Bon, bon, il a dit qu’il voterait Bayrou, le bougre, le Robert Parker de la politique française, celui qui établit le classement des candidats à chaque millésime présidentiel et dont la réputation est telle qu’il n’a pas à craindre de déclasser une candidate au motif de son manque de bouteille. Il l’a dit, et voilà tout le landernau journalistique complètement sens dessus dessous.
Pauvre Alain Duhamel, pauvres journalistes, soudain tout nus !
Les uns d’accuser Internet, ce juge sans conscience, pour avoir révélé l’aveu, les autres son principal employeur, France Télévision, pour l’avoir sanctionné injustement en le privant de plateau télé jusqu’au 5 mai.
Mais où est au juste le scandale ? On nous explique que les journalistes sont tenus à un certain devoir de réserve en matière d’opinion politique (ça alors !). Duhamel a fauté. D’où sanction. Pas de scandale là.
Remarquons au passage que Duhamel – dans le communiqué qu’il a publié après l’annonce de la sanction - estime qu’un amphi de Sciences-Po est un « espace privé » (chouette ! je peux fumer alors ?). Voilà une conception bien extensive de l’espace privé, peut-être considère-t-il la rue Saint Guillaume un peu comme chez lui, ou connaît-il personnellement tous les participants de cette réunion. Ça en dit long sur la confusion qui règne dans l’esprit de l’homo journaliticus moyen : parler devant un parterre d’une centaine d’étudiants, c’est parler en privé. Effectivement rien à voir avec les millions d’auditeurs de RTL ou de téléspectateurs de France Télévision.
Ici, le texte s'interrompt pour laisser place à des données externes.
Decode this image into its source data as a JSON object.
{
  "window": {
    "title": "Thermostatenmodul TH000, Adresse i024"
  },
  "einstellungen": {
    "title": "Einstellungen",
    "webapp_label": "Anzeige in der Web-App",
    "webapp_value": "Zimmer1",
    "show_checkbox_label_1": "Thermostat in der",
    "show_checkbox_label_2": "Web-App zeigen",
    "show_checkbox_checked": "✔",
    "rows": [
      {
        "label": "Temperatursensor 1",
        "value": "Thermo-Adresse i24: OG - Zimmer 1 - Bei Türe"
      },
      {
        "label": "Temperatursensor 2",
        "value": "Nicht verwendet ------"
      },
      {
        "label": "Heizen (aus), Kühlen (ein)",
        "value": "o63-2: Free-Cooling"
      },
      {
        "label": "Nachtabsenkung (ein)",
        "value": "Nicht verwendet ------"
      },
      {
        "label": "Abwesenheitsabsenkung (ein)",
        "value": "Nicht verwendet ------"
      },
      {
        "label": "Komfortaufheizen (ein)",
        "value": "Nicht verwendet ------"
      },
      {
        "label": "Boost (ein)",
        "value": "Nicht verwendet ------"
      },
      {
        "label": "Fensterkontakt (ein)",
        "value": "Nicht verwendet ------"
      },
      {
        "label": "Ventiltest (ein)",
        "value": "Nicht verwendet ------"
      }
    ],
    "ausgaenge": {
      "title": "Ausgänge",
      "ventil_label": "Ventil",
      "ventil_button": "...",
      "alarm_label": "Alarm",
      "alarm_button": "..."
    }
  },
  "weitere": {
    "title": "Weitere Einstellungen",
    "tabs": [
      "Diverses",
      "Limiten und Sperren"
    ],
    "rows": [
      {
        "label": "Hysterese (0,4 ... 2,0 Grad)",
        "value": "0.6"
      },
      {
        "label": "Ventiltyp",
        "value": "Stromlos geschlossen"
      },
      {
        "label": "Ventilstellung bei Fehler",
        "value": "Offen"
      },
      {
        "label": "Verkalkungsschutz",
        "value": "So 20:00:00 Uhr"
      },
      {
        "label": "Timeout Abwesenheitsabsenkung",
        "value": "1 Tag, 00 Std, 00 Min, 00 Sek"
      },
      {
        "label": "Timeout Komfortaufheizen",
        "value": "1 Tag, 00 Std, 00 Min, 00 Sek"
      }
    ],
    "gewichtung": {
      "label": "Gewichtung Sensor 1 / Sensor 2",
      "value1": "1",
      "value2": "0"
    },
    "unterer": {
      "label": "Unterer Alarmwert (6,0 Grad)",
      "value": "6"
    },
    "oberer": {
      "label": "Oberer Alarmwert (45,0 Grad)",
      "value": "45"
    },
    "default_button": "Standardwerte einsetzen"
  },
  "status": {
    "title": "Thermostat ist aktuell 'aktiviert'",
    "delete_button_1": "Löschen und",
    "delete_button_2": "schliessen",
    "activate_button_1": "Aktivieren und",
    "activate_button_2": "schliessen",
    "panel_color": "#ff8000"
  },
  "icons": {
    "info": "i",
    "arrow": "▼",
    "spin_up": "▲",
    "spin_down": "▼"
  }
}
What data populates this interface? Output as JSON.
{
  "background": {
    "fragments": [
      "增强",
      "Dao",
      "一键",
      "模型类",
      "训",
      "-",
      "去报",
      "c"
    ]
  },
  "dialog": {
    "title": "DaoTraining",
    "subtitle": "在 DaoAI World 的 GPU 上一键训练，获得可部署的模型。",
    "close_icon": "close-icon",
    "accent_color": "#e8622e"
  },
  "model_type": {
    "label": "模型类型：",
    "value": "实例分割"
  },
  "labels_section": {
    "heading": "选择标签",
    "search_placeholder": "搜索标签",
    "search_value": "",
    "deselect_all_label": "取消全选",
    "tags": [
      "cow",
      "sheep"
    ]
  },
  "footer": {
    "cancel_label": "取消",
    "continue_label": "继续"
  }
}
En fait, Alain Duhamel n’a pas d’espace privé, sa vie est presque entièrement vouée à la politique. Il faut bien qu’il se lâche de temps à autre, et comme il n’a pas le temps de lever le coude au comptoir pour s’épancher (quoique maintenant...), il s’est dit qu’un public de jeunes militants UDF ferait l’affaire.
Mais je m’égare. Revenons au scandale. Hubert Huertas de France Culture qui s’exprimait au journal de 8h vendredi matin, l’a assez bien
saisi (loué soit Internet, on retrouve tout) et de revenir sur la neutralité de Patrick de Carolis (auteur d’une bio de Bernadette), de Dominique Baudis (ancien maire de Toulouse, de droite) et de Michel Boyon, son remplaçant au CSA et ancien directeur de cabinet de Jean-Pierre Raffarin. Bref, les responsables de la neutralité des médias publics (où on ne peut pas fumer, donc) sont tous au-dessus de tout soupçon. L’ironie était claire.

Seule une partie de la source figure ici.